Release and Consent to Treatment Agreement.
  • I, the patient, hereby release Best Quality Health, all of its employees and contractors including physicians and pharmacies from any and all liability associated with or connected to the medication prescribed and/or consultation.
  • I hereby state that I am an adult (21 or older) and that I am aware of the potential side effects associated with the medication prescribed.
  • I agree to answer truthfully and to the best of my knowledge all medical questions on my Medical Health Profile.
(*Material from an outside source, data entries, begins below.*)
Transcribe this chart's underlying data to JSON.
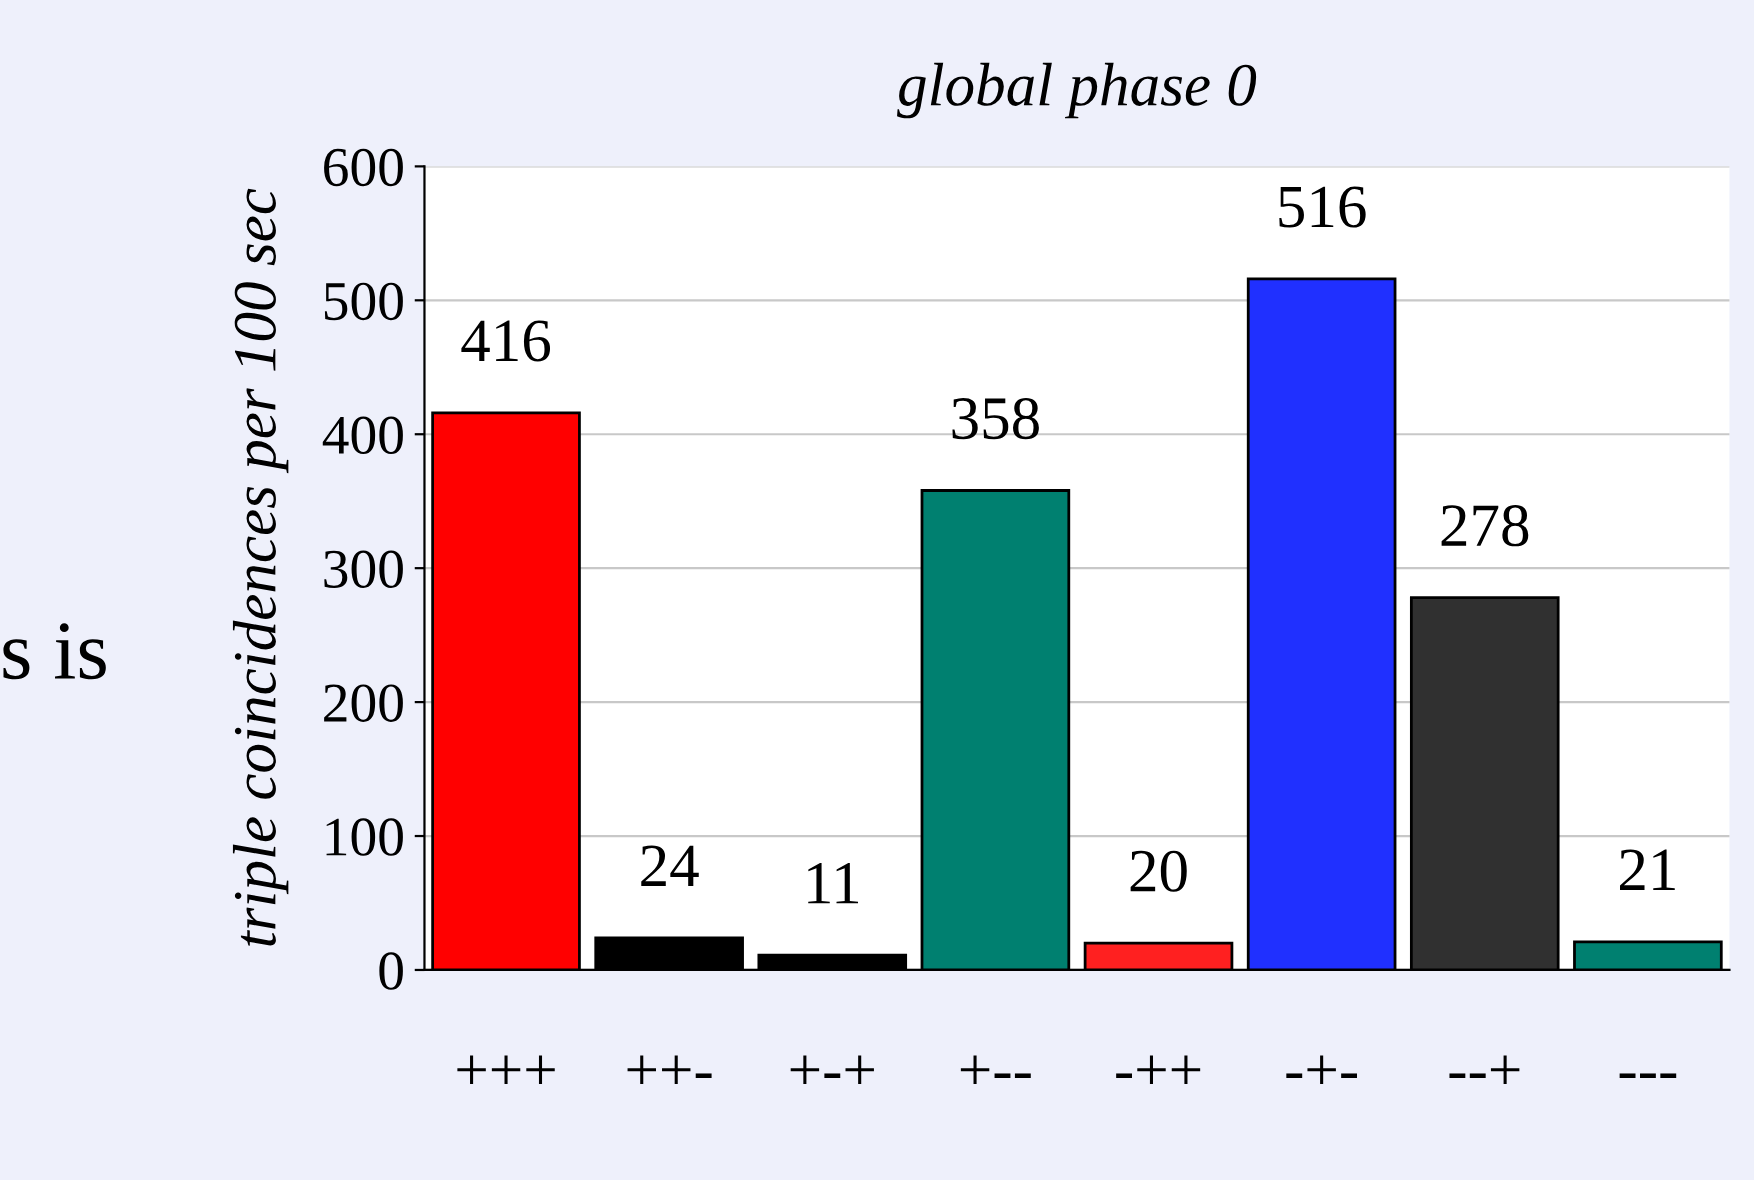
{
  "chart_data": {
    "type": "bar",
    "title": "global phase 0",
    "ylabel": "triple coincidences per 100 sec",
    "categories": [
      "+++",
      "++-",
      "+-+",
      "+--",
      "-++",
      "-+-",
      "--+",
      "---"
    ],
    "values": [
      416,
      24,
      11,
      358,
      20,
      516,
      278,
      21
    ],
    "colors": [
      "#ff0000",
      "#000000",
      "#000000",
      "#008070",
      "#ff2020",
      "#2030ff",
      "#303030",
      "#008070"
    ],
    "ylim": [
      0,
      600
    ],
    "yticks": [
      0,
      100,
      200,
      300,
      400,
      500,
      600
    ],
    "grid": "y",
    "data_labels": true,
    "legend": false,
    "annotations": [
      "s is"
    ]
  }
}
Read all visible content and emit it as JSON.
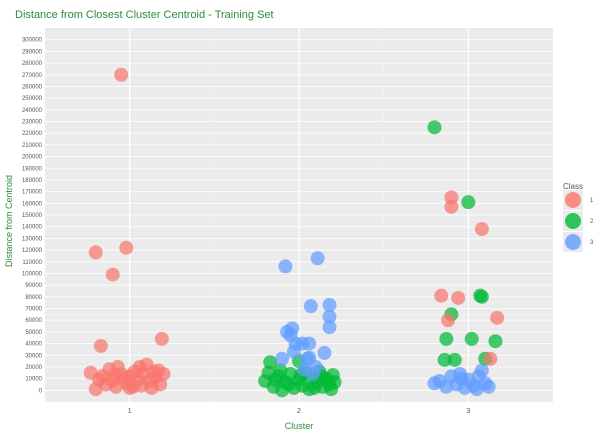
{
  "chart_data": {
    "type": "scatter",
    "title": "Distance from Closest Cluster Centroid - Training Set",
    "xlabel": "Cluster",
    "ylabel": "Distance from Centroid",
    "categories": [
      "1",
      "2",
      "3"
    ],
    "ylim": [
      -10000,
      310000
    ],
    "y_ticks": [
      0,
      10000,
      20000,
      30000,
      40000,
      50000,
      60000,
      70000,
      80000,
      90000,
      100000,
      110000,
      120000,
      130000,
      140000,
      150000,
      160000,
      170000,
      180000,
      190000,
      200000,
      210000,
      220000,
      230000,
      240000,
      250000,
      260000,
      270000,
      280000,
      290000,
      300000
    ],
    "y_tick_labels": [
      "0",
      "10000",
      "20000",
      "30000",
      "40000",
      "50000",
      "60000",
      "70000",
      "80000",
      "90000",
      "100000",
      "110000",
      "120000",
      "130000",
      "140000",
      "150000",
      "160000",
      "170000",
      "180000",
      "190000",
      "200000",
      "210000",
      "220000",
      "230000",
      "240000",
      "250000",
      "260000",
      "270000",
      "280000",
      "290000",
      "300000"
    ],
    "grid": true,
    "legend": {
      "title": "Class",
      "position": "right",
      "entries": [
        "1",
        "2",
        "3"
      ]
    },
    "series": [
      {
        "name": "1",
        "color": "#f8766d",
        "points": [
          [
            0.95,
            270000
          ],
          [
            0.8,
            118000
          ],
          [
            0.98,
            122000
          ],
          [
            0.9,
            99000
          ],
          [
            1.19,
            44000
          ],
          [
            0.83,
            38000
          ],
          [
            0.8,
            1000
          ],
          [
            0.77,
            15000
          ],
          [
            0.84,
            12000
          ],
          [
            0.86,
            5000
          ],
          [
            0.88,
            18000
          ],
          [
            0.9,
            8000
          ],
          [
            0.92,
            3000
          ],
          [
            0.93,
            20000
          ],
          [
            0.95,
            14000
          ],
          [
            0.97,
            10000
          ],
          [
            0.98,
            6000
          ],
          [
            1.0,
            12000
          ],
          [
            1.02,
            3000
          ],
          [
            1.03,
            16000
          ],
          [
            1.05,
            9000
          ],
          [
            1.07,
            4000
          ],
          [
            1.08,
            14000
          ],
          [
            1.1,
            22000
          ],
          [
            1.12,
            8000
          ],
          [
            1.13,
            2000
          ],
          [
            1.15,
            11000
          ],
          [
            1.17,
            17000
          ],
          [
            1.2,
            14000
          ],
          [
            1.18,
            5000
          ],
          [
            0.82,
            9000
          ],
          [
            1.0,
            2000
          ],
          [
            1.06,
            20000
          ],
          [
            0.91,
            13000
          ],
          [
            1.14,
            16000
          ]
        ]
      },
      {
        "name": "2",
        "color": "#00ba38",
        "points": [
          [
            2.0,
            25000
          ],
          [
            1.83,
            24000
          ],
          [
            1.8,
            8000
          ],
          [
            1.85,
            3000
          ],
          [
            1.88,
            12000
          ],
          [
            1.9,
            0
          ],
          [
            1.92,
            7000
          ],
          [
            1.95,
            14000
          ],
          [
            1.97,
            2000
          ],
          [
            2.0,
            9000
          ],
          [
            2.02,
            4000
          ],
          [
            2.04,
            15000
          ],
          [
            2.06,
            1000
          ],
          [
            2.08,
            11000
          ],
          [
            2.1,
            6000
          ],
          [
            2.12,
            16000
          ],
          [
            2.14,
            3000
          ],
          [
            2.16,
            10000
          ],
          [
            2.18,
            5000
          ],
          [
            2.2,
            13000
          ],
          [
            2.21,
            7000
          ],
          [
            2.19,
            1000
          ],
          [
            1.82,
            15000
          ],
          [
            1.86,
            9000
          ],
          [
            2.13,
            12000
          ],
          [
            1.94,
            5000
          ],
          [
            2.09,
            2000
          ],
          [
            2.01,
            13000
          ],
          [
            1.89,
            17000
          ],
          [
            2.17,
            8000
          ]
        ]
      },
      {
        "name": "3",
        "color": "#619cff",
        "points": [
          [
            1.92,
            106000
          ],
          [
            2.11,
            113000
          ],
          [
            1.96,
            53000
          ],
          [
            1.93,
            50000
          ],
          [
            1.95,
            47000
          ],
          [
            1.98,
            40000
          ],
          [
            2.02,
            40000
          ],
          [
            2.06,
            40000
          ],
          [
            2.07,
            72000
          ],
          [
            2.18,
            73000
          ],
          [
            2.18,
            63000
          ],
          [
            2.18,
            54000
          ],
          [
            2.15,
            32000
          ],
          [
            1.9,
            27000
          ],
          [
            2.05,
            27000
          ],
          [
            2.1,
            20000
          ],
          [
            2.08,
            14000
          ],
          [
            2.06,
            28000
          ],
          [
            1.97,
            33000
          ],
          [
            2.03,
            18000
          ]
        ]
      },
      {
        "name": "2",
        "color": "#00ba38",
        "points": [
          [
            2.8,
            225000
          ],
          [
            3.0,
            161000
          ],
          [
            2.9,
            65000
          ],
          [
            2.87,
            44000
          ],
          [
            3.07,
            81000
          ],
          [
            3.08,
            80000
          ],
          [
            3.02,
            44000
          ],
          [
            3.16,
            42000
          ],
          [
            2.86,
            26000
          ],
          [
            2.92,
            26000
          ],
          [
            3.1,
            27000
          ]
        ]
      },
      {
        "name": "1",
        "color": "#f8766d",
        "points": [
          [
            2.9,
            165000
          ],
          [
            2.9,
            157000
          ],
          [
            3.08,
            138000
          ],
          [
            2.84,
            81000
          ],
          [
            2.94,
            79000
          ],
          [
            2.88,
            60000
          ],
          [
            3.17,
            62000
          ],
          [
            3.13,
            27000
          ]
        ]
      },
      {
        "name": "3",
        "color": "#619cff",
        "points": [
          [
            2.8,
            6000
          ],
          [
            2.83,
            8000
          ],
          [
            2.87,
            3000
          ],
          [
            2.9,
            12000
          ],
          [
            2.93,
            5000
          ],
          [
            2.96,
            10000
          ],
          [
            2.98,
            2000
          ],
          [
            3.0,
            9000
          ],
          [
            3.03,
            4000
          ],
          [
            3.06,
            12000
          ],
          [
            3.08,
            17000
          ],
          [
            3.1,
            6000
          ],
          [
            3.12,
            3000
          ],
          [
            2.95,
            14000
          ],
          [
            3.05,
            1000
          ]
        ]
      }
    ]
  }
}
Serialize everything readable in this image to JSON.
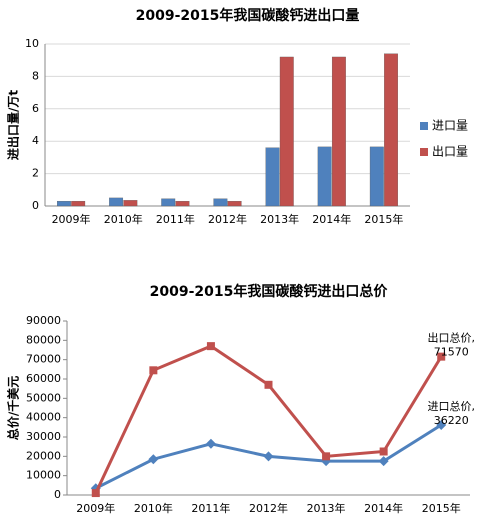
{
  "chart_data": [
    {
      "type": "bar",
      "title": "2009-2015年我国碳酸钙进出口量",
      "y_label": "进出口量/万t",
      "categories": [
        "2009年",
        "2010年",
        "2011年",
        "2012年",
        "2013年",
        "2014年",
        "2015年"
      ],
      "series": [
        {
          "name": "进口量",
          "color": "#4f81bd",
          "values": [
            0.3,
            0.5,
            0.45,
            0.45,
            3.6,
            3.65,
            3.65
          ]
        },
        {
          "name": "出口量",
          "color": "#c0504d",
          "values": [
            0.3,
            0.35,
            0.3,
            0.3,
            9.2,
            9.2,
            9.4
          ]
        }
      ],
      "ylim": [
        0,
        10
      ],
      "yticks": [
        0,
        2,
        4,
        6,
        8,
        10
      ],
      "grid": true,
      "legend": "right"
    },
    {
      "type": "line",
      "title": "2009-2015年我国碳酸钙进出口总价",
      "y_label": "总价/千美元",
      "categories": [
        "2009年",
        "2010年",
        "2011年",
        "2012年",
        "2013年",
        "2014年",
        "2015年"
      ],
      "series": [
        {
          "name": "进口总价,",
          "color": "#4f81bd",
          "values": [
            3500,
            18500,
            26500,
            20000,
            17500,
            17500,
            36220
          ],
          "value_labels": [
            null,
            null,
            null,
            null,
            null,
            null,
            "36220"
          ]
        },
        {
          "name": "出口总价,",
          "color": "#c0504d",
          "values": [
            1000,
            64500,
            77000,
            57000,
            20000,
            22500,
            71570
          ],
          "value_labels": [
            null,
            null,
            null,
            null,
            null,
            null,
            "71570"
          ]
        }
      ],
      "ylim": [
        0,
        90000
      ],
      "yticks": [
        0,
        10000,
        20000,
        30000,
        40000,
        50000,
        60000,
        70000,
        80000,
        90000
      ],
      "grid": false
    }
  ]
}
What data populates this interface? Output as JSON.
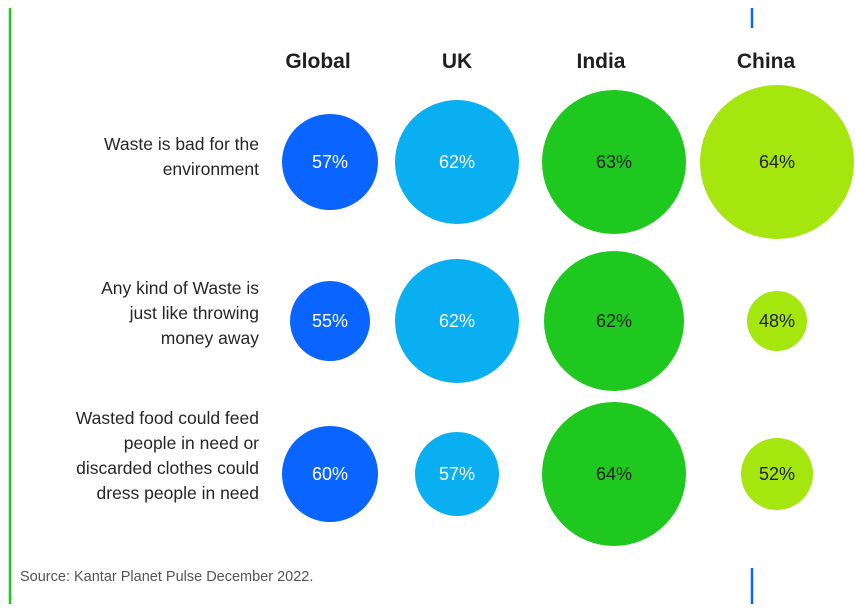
{
  "colors": {
    "Global": "#0a64ff",
    "UK": "#0aaff2",
    "India": "#1ec81e",
    "China": "#a5e60f",
    "text_light": "#ffffff",
    "text_dark": "#222222",
    "frame_green": "#1ec81e",
    "frame_blue": "#0a64ff"
  },
  "chart_data": {
    "type": "bubble-matrix",
    "columns": [
      "Global",
      "UK",
      "India",
      "China"
    ],
    "rows": [
      "Waste is bad for the environment",
      "Any kind of Waste is just like throwing money away",
      "Wasted food could feed people in need or discarded clothes could dress people in need"
    ],
    "row_label_lines": [
      [
        "Waste is bad for the",
        "environment"
      ],
      [
        "Any kind of Waste is",
        "just like throwing",
        "money away"
      ],
      [
        "Wasted food could feed",
        "people in need or",
        "discarded clothes could",
        "dress people in need"
      ]
    ],
    "values": [
      [
        57,
        62,
        63,
        64
      ],
      [
        55,
        62,
        62,
        48
      ],
      [
        60,
        57,
        64,
        52
      ]
    ],
    "value_labels": [
      [
        "57%",
        "62%",
        "63%",
        "64%"
      ],
      [
        "55%",
        "62%",
        "62%",
        "48%"
      ],
      [
        "60%",
        "57%",
        "64%",
        "52%"
      ]
    ],
    "unit": "%"
  },
  "source": "Source: Kantar Planet Pulse December 2022."
}
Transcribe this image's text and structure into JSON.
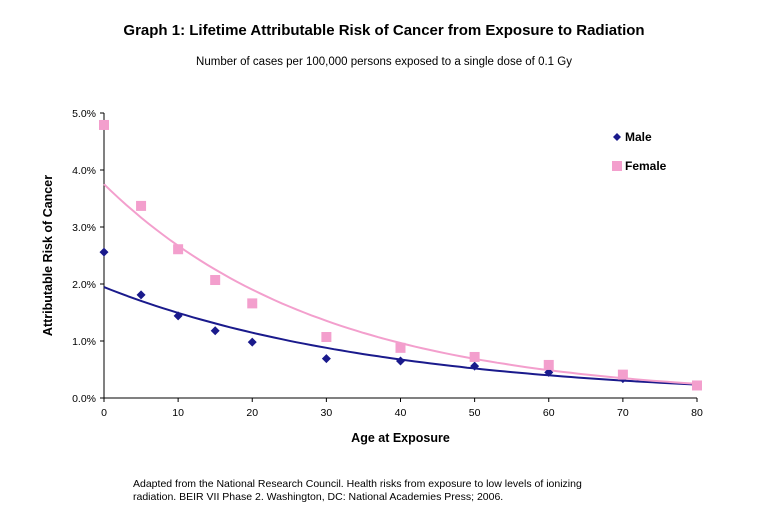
{
  "title": "Graph 1: Lifetime Attributable Risk of Cancer from Exposure to Radiation",
  "subtitle": "Number of cases per 100,000 persons exposed to a single dose of 0.1 Gy",
  "source_line1": "Adapted from the National Research Council. Health risks from exposure to low levels of ionizing",
  "source_line2": "radiation. BEIR VII Phase 2. Washington, DC: National Academies Press; 2006.",
  "chart_data": {
    "type": "scatter",
    "title": "Graph 1: Lifetime Attributable Risk of Cancer from Exposure to Radiation",
    "subtitle": "Number of cases per 100,000 persons exposed to a single dose of 0.1 Gy",
    "xlabel": "Age at Exposure",
    "ylabel": "Attributable Risk of Cancer",
    "xlim": [
      0,
      80
    ],
    "ylim": [
      0,
      5.0
    ],
    "x_ticks": [
      0,
      10,
      20,
      30,
      40,
      50,
      60,
      70,
      80
    ],
    "y_ticks": [
      "0.0%",
      "1.0%",
      "2.0%",
      "3.0%",
      "4.0%",
      "5.0%"
    ],
    "y_tick_values": [
      0,
      1,
      2,
      3,
      4,
      5
    ],
    "legend_position": "top-right",
    "grid": false,
    "trendline": "exponential",
    "series": [
      {
        "name": "Male",
        "marker": "diamond",
        "color": "#1a1a8c",
        "x": [
          0,
          5,
          10,
          15,
          20,
          30,
          40,
          50,
          60,
          70,
          80
        ],
        "y": [
          2.56,
          1.81,
          1.44,
          1.18,
          0.98,
          0.69,
          0.65,
          0.56,
          0.45,
          0.34,
          0.22
        ]
      },
      {
        "name": "Female",
        "marker": "square",
        "color": "#f39fcd",
        "x": [
          0,
          5,
          10,
          15,
          20,
          30,
          40,
          50,
          60,
          70,
          80
        ],
        "y": [
          4.79,
          3.37,
          2.61,
          2.07,
          1.66,
          1.07,
          0.88,
          0.72,
          0.58,
          0.41,
          0.22
        ]
      }
    ]
  }
}
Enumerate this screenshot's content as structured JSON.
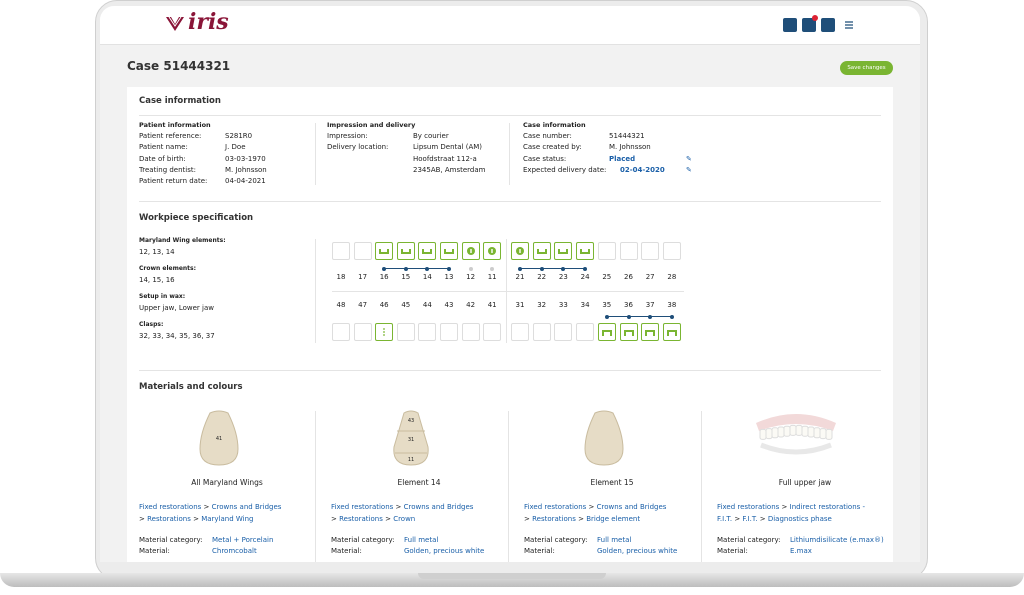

  • I understand that no doctor, nurse, or administrative personnel can guarantee that any medication, even if prescribed, will provide the results I seek. Further, I understand that even if prescribed, I may suffer adverse effects from medications. I hereby release Best Quality Health and all of its employees and contractors including physicians and pharmacies from any and all liability whatsoever associated with any adverse effects I may suffer from my use of medications prescribed.
  • I, the patient, initiated the contact with Best Quality Health and understand that its physicians my be located in a different state than the one in which I reside, and that the physician may not be licensed to practice medicine in my state of residence.  I agree that all online, telephonic and/or video medical consultations, diagnoses, and treatments will be deemed to have occurred in the state where the physician is physically located and licensed to practice medicine.
  • It is my responsibility to use medications only as prescribed.
  • I fully understand that it is my responsibility to have a physical examination, including any suggested laboratory tests, to ensure that I have no disease(s) that might make prescribed medications inappropriate for my condition.
  • I agree to contact my primary care physician and/or pharmacist prior to taking any over-the-counter or newly prescribed medication.
  • I further agree that I have consulted with my physician and/or pharmacist and hereby warrant that I am not taking any medications or combination of medications that are on the published list of medications that are contraindicated with my prescribed medication.
  • I further agree to immediately notify my primary care physician or any doctor whose present care I am under that I have chosen to take prescribed medication so that they may advise to continue or discontinue use.
    Best Quality Health is unable to accept returns or issue refunds for any orders due to the fact that this is a prescription medication.
    The laws will not allow ANY returns to the pharmacy under any circumstances.